On the first day, there were a number of workshops to which I attended the PhD symposium in the morning and the M-MPAC workshop (to present a paper) in the afternoon. There were a number of interesting work published at this workshop, though one I wasn’t so sure about, as it was obvious they had not tested their concept on an actual device as they lead me to believe. It’s really this that I dislike in research where if someone claims something works on a mobile device I expect to have been tested on one, not assume it will work, as with mobile devices there are lots of different hardware and software constraints (some deliberate, some not) that can make the concept limiting or in some cases void.
When it came to presenting, I have to admit it was the most nervous presentation I’ve given, not sure exactly why as the paper had been accepted, but I was apprehensive about what the reaction/questions to the paper will be. At the end of the presentation, no quick questions were asked.
At the end of the workshop there was a panel section where all attendees sat in a circle to ask questions about the work presented. One question in particular that interested me was brought up by David Evans from Cambridge University for the general discussion of all which was the notion of trust, and how can you ensure that context data/information is actually true or honest? Particularly if your context is based on what people submit to a service, it can be misused by different businesses to gain some unfair advantage.
For the presentation slides go to: https://deansserver.co.uk/files/presentations/ContextEngine_presentation.pdf
The Main Conference
The main conference began really the night before it started (if that makes sense?) where there was an organised dinner and few drinks for everyone to meet and socialize. I just continued to the mingle with some of the PhD students, and meet some of the conference delegates.
Most of the focus of the conference was on large datacenters, interoperability, data, and network efficiency.

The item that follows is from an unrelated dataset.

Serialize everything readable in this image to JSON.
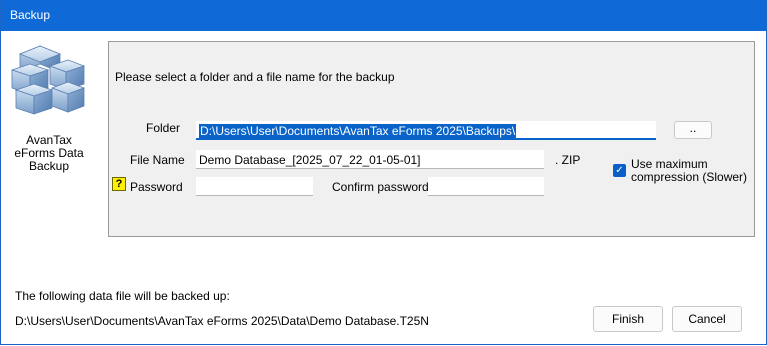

Particular some of the more interesting I found were on a filesystem for Virtual machine image storage for cloud computing systems, a middleware for managing software and hardware modules, and scaling micro blogging services.
At the end of the first day there were poster presentations, where Anna presented her poster and answered questions while delegates walked around. I spoke with a student researching into a context aware middleware for ambient intelligence, as it looked broadly the same as our ContextEngine. The student said that nothing had really been implemented yet and he only has an architecture diagram, to which I suggested he reads our paper and maybe there is room for extension or collaboration. During the poster session there was also roasted chestnuts with some local drink which was made from wine and fruit juice, which was a nice touch to the poster sessions.
Other research at the poster sessions that interested me was a poster on a way of streaming video to mobile devices using telephone masks and ad-hoc networks as a way of lowering the amount of load on the phone masks. This method broadly works on a similar method to Skype, whereby some nodes end up being like super nodes which others connect to, forming a connection chain, instead of each node needing a direct connection to the source.
The social event was set at the Oceanario de Lisbon (Lisbon Aquarium). Currently there is an exhibit on different species of turtles, which was really interesting. We were given a tour guide who showed us different turtle species, what they eat etc. I managed to see a couple of them in the tanks, but most I think were out of sight sadly.
After a quick whip around the exhibit, we then went on to wine tasting which was great. I got to try local white, red, and some port. Until that night I never knew there were different styles of port, and I have to say I prefer tawny style port to vintage.
Sightseeing and Exploring
When it came to exploring the local surroundings, I spent two afternoons to try and at least see some of the city. First time round, Anna and I walked all the way from our hotels to the city center, taking photos of different sights on the way. We then progressed up the hill towards the Castelo Sao Jorge to see the castle.
The Castle was a fantastic place to visit and I would strongly recommend anyone visiting the area to put that on your list! The views from the castle are breathtaking, which are also 360 degrees. The castle itself was an interesting spectacle with history going back to the 12th century. There was in the castle an indoor view of the city, with the use of a hole in the ceiling and something else (perhaps a mirror?) projected a view of the city onto a large bowl like structure, which I found extraordinary.
On the last day of my stay in Lisbon, because Anna and I had checked out of our hotels we decided it would be best to not walk about with all our luggage so we hopped on a tour bus which took us from the city center round the coast line eastwards and round back seeing the shipping ports, some convents, the first train station in Portugal, the Expo building, some of the newer developments and the parliament building. Overall a good decision, before going to the airport to return home.
Overall I had a fantastic time at the Middleware conference, met some great people, and are very thankful to those that organised and made the conference happen. I do think Lisbon is a very interesting place with lots to see, and would recommend anyone thinking of visiting Portugal to at least take a trip into the city.